In summary, this optimization for our Random Forest helps reduce overfitting and selects a model that better generalizes to unseen data.

In [None]:
from sklearn.ensemble import RandomForestRegressor
from sklearn.model_selection import GridSearchCV
from sklearn.metrics import mean_squared_error, r2_score, mean_absolute_error

# Hyperparameter grid
rf_params = {
    'n_estimators': [50, 100, 200],
    'max_depth': [None, 10, 20, 30],
    'min_samples_split': [2, 5, 10]
}

# Initialize model
rf_model = RandomForestRegressor(random_state=42)

# GridSearchCV using RMSE as scoring
rf_grid_search = GridSearchCV(
    rf_model,
    rf_params,
    cv=5,
    scoring='neg_root_mean_squared_error'
)

# Fitting
rf_grid_search.fit(X_train_pca, y_train)

#**4. Evaluation**

In [None]:
# Evaluate best model
best_rf_model = rf_grid_search.best_estimator_
y_rf_pred = best_rf_model.predict(X_test_pca)

# Metrics
rmse = mean_squared_error(y_test, y_rf_pred)
mae = mean_absolute_error(y_test, y_rf_pred)
r2 = r2_score(y_test, y_rf_pred)

print("Random Forest Regressor:")
print(f"Best Parameters: {rf_grid_search.best_params_}")
print(f"RMSE: {rmse:.4f}")
print(f"MAE: {mae:.4f}")
print(f"R² Score: {r2:.4f}")

In [None]:
import matplotlib.pyplot as plt
import seaborn as sns

# Create scatter plot
plt.figure(figsize=(8, 6))
sns.scatterplot(x=y_test, y=y_rf_pred, alpha=0.7)
plt.plot([y_test.min(), y_test.max()], [y_test.min(), y_test.max()], 'r--', label='Ideal')

# Labels and title
plt.xlabel("Actual ring_GT")
plt.ylabel("Predicted ring_GT")
plt.title("Predicted vs Actual ring_GT")
plt.legend()
plt.grid(True)
plt.tight_layout()
plt.show()

The Random Forest Regressor with RobustScaler and PCA performed well on the task of predicting the ring_GT target variable, providing a RMSE of 0.53, MAE of 0.50, and an R² score of 0.69. These results indicate that the model captured a good portion of the variance.
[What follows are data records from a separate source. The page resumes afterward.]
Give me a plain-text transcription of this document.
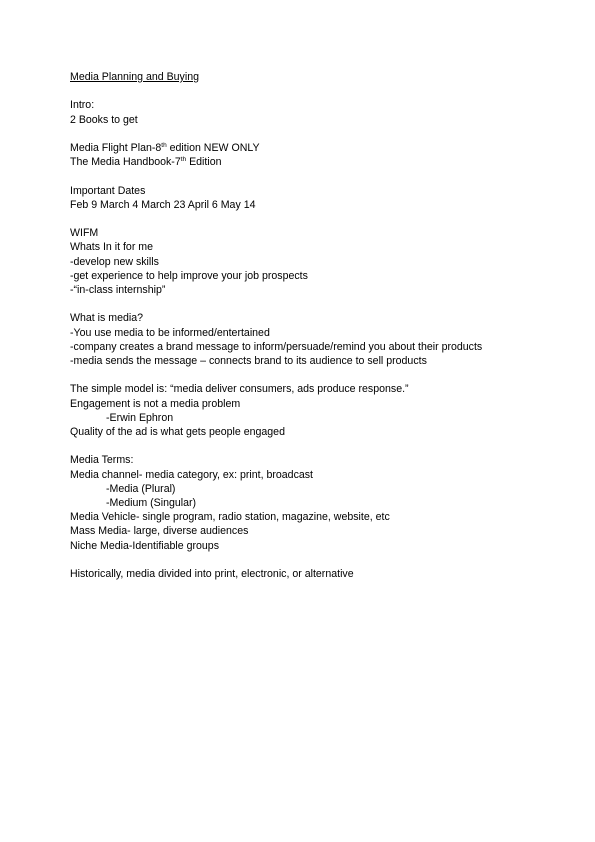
Media Planning and Buying
Intro:
2 Books to get
Media Flight Plan-8th edition NEW ONLY
The Media Handbook-7th Edition
Important Dates
Feb 9 March 4 March 23 April 6 May 14
WIFM
Whats In it for me
-develop new skills
-get experience to help improve your job prospects
-“in-class internship”
What is media?
-You use media to be informed/entertained
-company creates a brand message to inform/persuade/remind you about their products
-media sends the message – connects brand to its audience to sell products
The simple model is: “media deliver consumers, ads produce response.”
Engagement is not a media problem
-Erwin Ephron
Quality of the ad is what gets people engaged
Media Terms:
Media channel- media category, ex: print, broadcast
-Media (Plural)
-Medium (Singular)
Media Vehicle- single program, radio station, magazine, website, etc
Mass Media- large, diverse audiences
Niche Media-Identifiable groups
Historically, media divided into print, electronic, or alternative
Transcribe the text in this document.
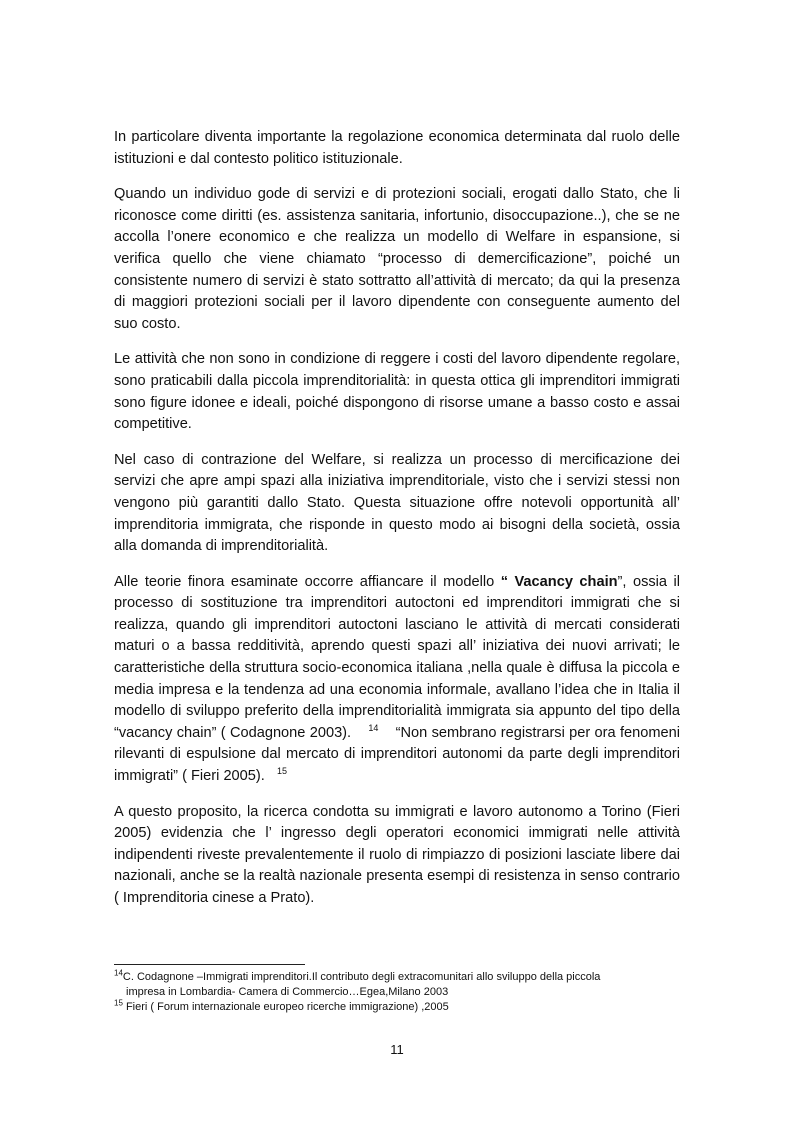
In particolare diventa importante la regolazione economica determinata dal ruolo delle istituzioni e dal contesto politico istituzionale.

Quando un individuo gode di servizi e di protezioni sociali, erogati dallo Stato, che li riconosce come diritti (es. assistenza sanitaria, infortunio, disoccupazione..), che se ne accolla l’onere economico e che realizza un modello di Welfare in espansione, si verifica quello che viene chiamato “processo di demercificazione”, poiché un consistente numero di servizi è stato sottratto all’attività di mercato; da qui la presenza di maggiori protezioni sociali per il lavoro dipendente con conseguente aumento del suo costo.

Le attività che non sono in condizione di reggere i costi del lavoro dipendente regolare, sono praticabili dalla piccola imprenditorialità: in questa ottica gli imprenditori immigrati sono figure idonee e ideali, poiché dispongono di risorse umane a basso costo e assai competitive.

Nel caso di contrazione del Welfare, si realizza un processo di mercificazione dei servizi che apre ampi spazi alla iniziativa imprenditoriale, visto che i servizi stessi non vengono più garantiti dallo Stato. Questa situazione offre notevoli opportunità all’ imprenditoria immigrata, che risponde in questo modo ai bisogni della società, ossia alla domanda di imprenditorialità.

Alle teorie finora esaminate occorre affiancare il modello “ Vacancy chain”, ossia il processo di sostituzione tra imprenditori autoctoni ed imprenditori immigrati che si realizza, quando gli imprenditori autoctoni lasciano le attività di mercati considerati maturi o a bassa redditività, aprendo questi spazi all’ iniziativa dei nuovi arrivati; le caratteristiche della struttura socio-economica italiana ,nella quale è diffusa la piccola e media impresa e la tendenza ad una economia informale, avallano l’idea che in Italia il modello di sviluppo preferito della imprenditorialità immigrata sia appunto del tipo della “vacancy chain” ( Codagnone 2003). $^{14}$ “Non sembrano registrarsi per ora fenomeni rilevanti di espulsione dal mercato di imprenditori autonomi da parte degli imprenditori immigrati” ( Fieri 2005). $^{15}$

A questo proposito, la ricerca condotta su immigrati e lavoro autonomo a Torino (Fieri 2005) evidenzia che l’ ingresso degli operatori economici immigrati nelle attività indipendenti riveste prevalentemente il ruolo di rimpiazzo di posizioni lasciate libere dai nazionali, anche se la realtà nazionale presenta esempi di resistenza in senso contrario ( Imprenditoria cinese a Prato).

$^{14}$C. Codagnone –Immigrati imprenditori.Il contributo degli extracomunitari allo sviluppo della piccola
impresa in Lombardia- Camera di Commercio…Egea,Milano 2003

$^{15}$ Fieri ( Forum internazionale europeo ricerche immigrazione) ,2005

11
On one side, since the features are in millimeters, the RMSE is telling us that, on average, the model's prediction deviate from the actual values by 0,53 mm.

On the other side, the R2 score of 0.69 suggests that there is still room for improvement in explaining the variance in the target.

We could experiment with other models like SVR which is robust to overfitting and may capture non-linearities more effectively. Other solutions to refine the model would go through testing more values for the hyperparameter, feature engineering or trying different number of components for the PCA.